Which would this be?

24

“Max and Josef dead?” Ernst said. “Both of them?”

Szeto stood stiff and straight, almost at attention, on the far side of the office desk.

“Yes.”

This was terrible. They’d had her in hand. And now . . .

“How is that possible?”

Szeto shook his head. “I do not know. Is mystery for now. Security was there and then police come. I was prevented from scene. I stay as long as I dare, then I must leave.”

Anger quickly overwhelmed bafflement.

“What did she do? Grab one of their guns?”

“I do not know. Max’s weapon was missing. One of our brothers in NYPD tells me each shot twice—two kill shots each.”

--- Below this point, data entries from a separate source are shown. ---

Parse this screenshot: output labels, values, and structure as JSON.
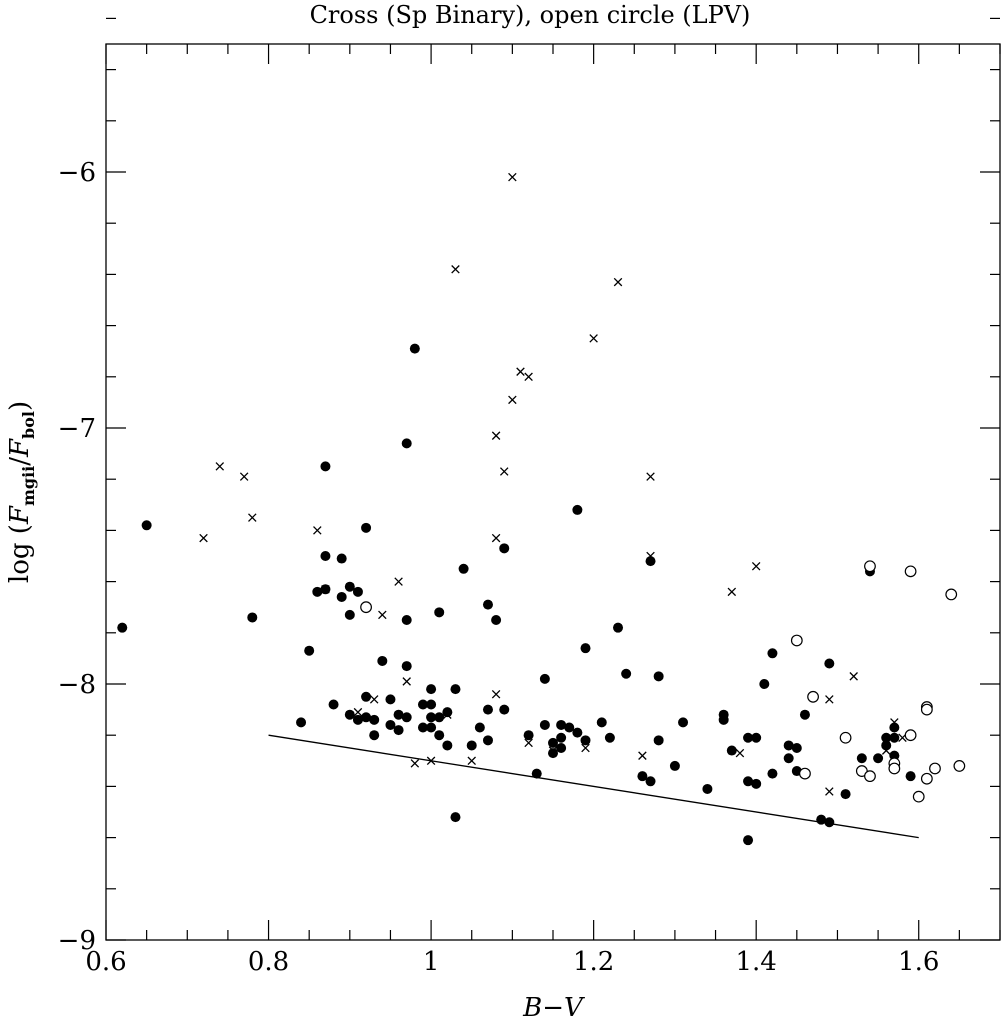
{
  "chart_data": {
    "type": "scatter",
    "title": "Cross (Sp Binary), open circle (LPV)",
    "xlabel": "B−V",
    "ylabel": {
      "prefix": "log (",
      "F_mgii_base": "F",
      "F_mgii_sub": "mgii",
      "slash": "/",
      "F_bol_base": "F",
      "F_bol_sub": "bol",
      "suffix": ")"
    },
    "xlim": [
      0.6,
      1.7
    ],
    "ylim": [
      -9.0,
      -5.5
    ],
    "x_ticks": [
      {
        "value": 0.6,
        "label": "0.6"
      },
      {
        "value": 0.8,
        "label": "0.8"
      },
      {
        "value": 1.0,
        "label": "1"
      },
      {
        "value": 1.2,
        "label": "1.2"
      },
      {
        "value": 1.4,
        "label": "1.4"
      },
      {
        "value": 1.6,
        "label": "1.6"
      }
    ],
    "y_ticks": [
      {
        "value": -9,
        "label": "−9"
      },
      {
        "value": -8,
        "label": "−8"
      },
      {
        "value": -7,
        "label": "−7"
      },
      {
        "value": -6,
        "label": "−6"
      }
    ],
    "x_minor_step": 0.05,
    "y_minor_step": 0.2,
    "grid": false,
    "legend": "none",
    "series": [
      {
        "marker": "filled-circle",
        "points": [
          [
            0.62,
            -7.78
          ],
          [
            0.65,
            -7.38
          ],
          [
            0.78,
            -7.74
          ],
          [
            0.84,
            -8.15
          ],
          [
            0.85,
            -7.87
          ],
          [
            0.86,
            -7.64
          ],
          [
            0.87,
            -7.5
          ],
          [
            0.87,
            -7.63
          ],
          [
            0.87,
            -7.15
          ],
          [
            0.88,
            -8.08
          ],
          [
            0.89,
            -7.51
          ],
          [
            0.89,
            -7.66
          ],
          [
            0.9,
            -7.62
          ],
          [
            0.9,
            -7.73
          ],
          [
            0.9,
            -8.12
          ],
          [
            0.91,
            -7.64
          ],
          [
            0.91,
            -8.14
          ],
          [
            0.92,
            -8.13
          ],
          [
            0.92,
            -8.05
          ],
          [
            0.92,
            -7.39
          ],
          [
            0.93,
            -8.14
          ],
          [
            0.93,
            -8.2
          ],
          [
            0.94,
            -7.91
          ],
          [
            0.95,
            -8.06
          ],
          [
            0.95,
            -8.16
          ],
          [
            0.96,
            -8.12
          ],
          [
            0.96,
            -8.18
          ],
          [
            0.97,
            -7.93
          ],
          [
            0.97,
            -7.75
          ],
          [
            0.97,
            -8.13
          ],
          [
            0.97,
            -7.06
          ],
          [
            0.98,
            -6.69
          ],
          [
            0.99,
            -8.08
          ],
          [
            0.99,
            -8.17
          ],
          [
            1.0,
            -8.02
          ],
          [
            1.0,
            -8.08
          ],
          [
            1.0,
            -8.13
          ],
          [
            1.0,
            -8.17
          ],
          [
            1.01,
            -7.72
          ],
          [
            1.01,
            -8.13
          ],
          [
            1.01,
            -8.2
          ],
          [
            1.02,
            -8.11
          ],
          [
            1.02,
            -8.24
          ],
          [
            1.03,
            -8.02
          ],
          [
            1.03,
            -8.52
          ],
          [
            1.04,
            -7.55
          ],
          [
            1.05,
            -8.24
          ],
          [
            1.06,
            -8.17
          ],
          [
            1.07,
            -7.69
          ],
          [
            1.07,
            -8.1
          ],
          [
            1.07,
            -8.22
          ],
          [
            1.08,
            -7.75
          ],
          [
            1.09,
            -8.1
          ],
          [
            1.09,
            -7.47
          ],
          [
            1.12,
            -8.2
          ],
          [
            1.13,
            -8.35
          ],
          [
            1.14,
            -7.98
          ],
          [
            1.14,
            -8.16
          ],
          [
            1.15,
            -8.23
          ],
          [
            1.15,
            -8.27
          ],
          [
            1.16,
            -8.16
          ],
          [
            1.16,
            -8.21
          ],
          [
            1.16,
            -8.25
          ],
          [
            1.17,
            -8.17
          ],
          [
            1.18,
            -7.32
          ],
          [
            1.18,
            -8.19
          ],
          [
            1.19,
            -7.86
          ],
          [
            1.19,
            -8.22
          ],
          [
            1.21,
            -8.15
          ],
          [
            1.22,
            -8.21
          ],
          [
            1.23,
            -7.78
          ],
          [
            1.24,
            -7.96
          ],
          [
            1.26,
            -8.36
          ],
          [
            1.27,
            -8.38
          ],
          [
            1.27,
            -7.52
          ],
          [
            1.28,
            -7.97
          ],
          [
            1.28,
            -8.22
          ],
          [
            1.3,
            -8.32
          ],
          [
            1.31,
            -8.15
          ],
          [
            1.34,
            -8.41
          ],
          [
            1.36,
            -8.12
          ],
          [
            1.36,
            -8.14
          ],
          [
            1.37,
            -8.26
          ],
          [
            1.39,
            -8.21
          ],
          [
            1.39,
            -8.38
          ],
          [
            1.39,
            -8.61
          ],
          [
            1.4,
            -8.21
          ],
          [
            1.4,
            -8.39
          ],
          [
            1.41,
            -8.0
          ],
          [
            1.42,
            -7.88
          ],
          [
            1.42,
            -8.35
          ],
          [
            1.44,
            -8.24
          ],
          [
            1.44,
            -8.29
          ],
          [
            1.45,
            -8.25
          ],
          [
            1.45,
            -8.34
          ],
          [
            1.46,
            -8.12
          ],
          [
            1.48,
            -8.53
          ],
          [
            1.49,
            -8.54
          ],
          [
            1.49,
            -7.92
          ],
          [
            1.51,
            -8.43
          ],
          [
            1.53,
            -8.29
          ],
          [
            1.54,
            -7.56
          ],
          [
            1.55,
            -8.29
          ],
          [
            1.56,
            -8.21
          ],
          [
            1.56,
            -8.24
          ],
          [
            1.57,
            -8.17
          ],
          [
            1.57,
            -8.21
          ],
          [
            1.57,
            -8.28
          ],
          [
            1.59,
            -8.36
          ]
        ]
      },
      {
        "marker": "cross",
        "points": [
          [
            0.72,
            -7.43
          ],
          [
            0.74,
            -7.15
          ],
          [
            0.77,
            -7.19
          ],
          [
            0.78,
            -7.35
          ],
          [
            0.86,
            -7.4
          ],
          [
            0.87,
            -7.63
          ],
          [
            0.91,
            -8.11
          ],
          [
            0.93,
            -8.06
          ],
          [
            0.94,
            -7.73
          ],
          [
            0.96,
            -7.6
          ],
          [
            0.97,
            -7.99
          ],
          [
            0.98,
            -8.31
          ],
          [
            1.0,
            -8.3
          ],
          [
            1.02,
            -8.12
          ],
          [
            1.03,
            -6.38
          ],
          [
            1.05,
            -8.3
          ],
          [
            1.08,
            -7.03
          ],
          [
            1.08,
            -7.43
          ],
          [
            1.08,
            -8.04
          ],
          [
            1.09,
            -7.17
          ],
          [
            1.1,
            -6.89
          ],
          [
            1.1,
            -6.02
          ],
          [
            1.11,
            -6.78
          ],
          [
            1.12,
            -6.8
          ],
          [
            1.12,
            -8.23
          ],
          [
            1.15,
            -8.26
          ],
          [
            1.19,
            -8.25
          ],
          [
            1.2,
            -6.65
          ],
          [
            1.23,
            -6.43
          ],
          [
            1.26,
            -8.28
          ],
          [
            1.27,
            -7.19
          ],
          [
            1.27,
            -7.5
          ],
          [
            1.37,
            -7.64
          ],
          [
            1.38,
            -8.27
          ],
          [
            1.4,
            -7.54
          ],
          [
            1.49,
            -8.06
          ],
          [
            1.49,
            -8.42
          ],
          [
            1.52,
            -7.97
          ],
          [
            1.56,
            -8.26
          ],
          [
            1.57,
            -8.15
          ],
          [
            1.58,
            -8.21
          ]
        ]
      },
      {
        "marker": "open-circle",
        "points": [
          [
            0.92,
            -7.7
          ],
          [
            1.45,
            -7.83
          ],
          [
            1.46,
            -8.35
          ],
          [
            1.47,
            -8.05
          ],
          [
            1.51,
            -8.21
          ],
          [
            1.53,
            -8.34
          ],
          [
            1.54,
            -7.54
          ],
          [
            1.54,
            -8.36
          ],
          [
            1.57,
            -8.31
          ],
          [
            1.57,
            -8.33
          ],
          [
            1.59,
            -7.56
          ],
          [
            1.59,
            -8.2
          ],
          [
            1.6,
            -8.44
          ],
          [
            1.61,
            -8.09
          ],
          [
            1.61,
            -8.1
          ],
          [
            1.61,
            -8.37
          ],
          [
            1.62,
            -8.33
          ],
          [
            1.64,
            -7.65
          ],
          [
            1.65,
            -8.32
          ]
        ]
      }
    ],
    "reference_line": {
      "x": [
        0.8,
        1.6
      ],
      "y": [
        -8.2,
        -8.6
      ]
    }
  }
}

“That sounds like she’s trained.”

“Very possible. We have investigated this Louise Myers. Very little is available about her. We know her husband is dead. We find much about him but almost nothing about her. That is suspicious. It means she has kept herself secret. Why do that unless she is hiding something?”

“Like past training?”

“Is possible she is intelligence operative. We had no idea. If Max and Josef did not suspect . . .”

Ernst reined in his fury. “They got careless. I’ll bet she grabbed Max’s gun. He’s done nothing right. He chased her into the path of a car. Then he lost track of her brother. And now he got himself and Josef killed.”

He saw Szeto’s lips tighten. “We do not know that.”

. . . possible she is intelligence operative . . .

If true, this was bad. It made eliminating her much more difficult.

“Who do you think she’s with? CIA?”

Szeto shrugged. “We do not know.”

“No.” Ernst let his voice rise, but not too much. No use letting any Kickers out in the hall know he was upset. “We don’t know much of anything, do we?”

“We know that Max and Josef had her and were transporting her to truck. We know both shot dead. We know truck taken. We do not know for sure she took it but we assume.”

“So if we find the truck, we find her. Are you looking for the truck?”

Szeto smiled. “No need. We know where is truck.”

“Explain.”

And he did.

25

“I can explain all this,” Weezy said, gesturing to the high stacks of newspapers all around her. “I haven’t got the Collyer disease.”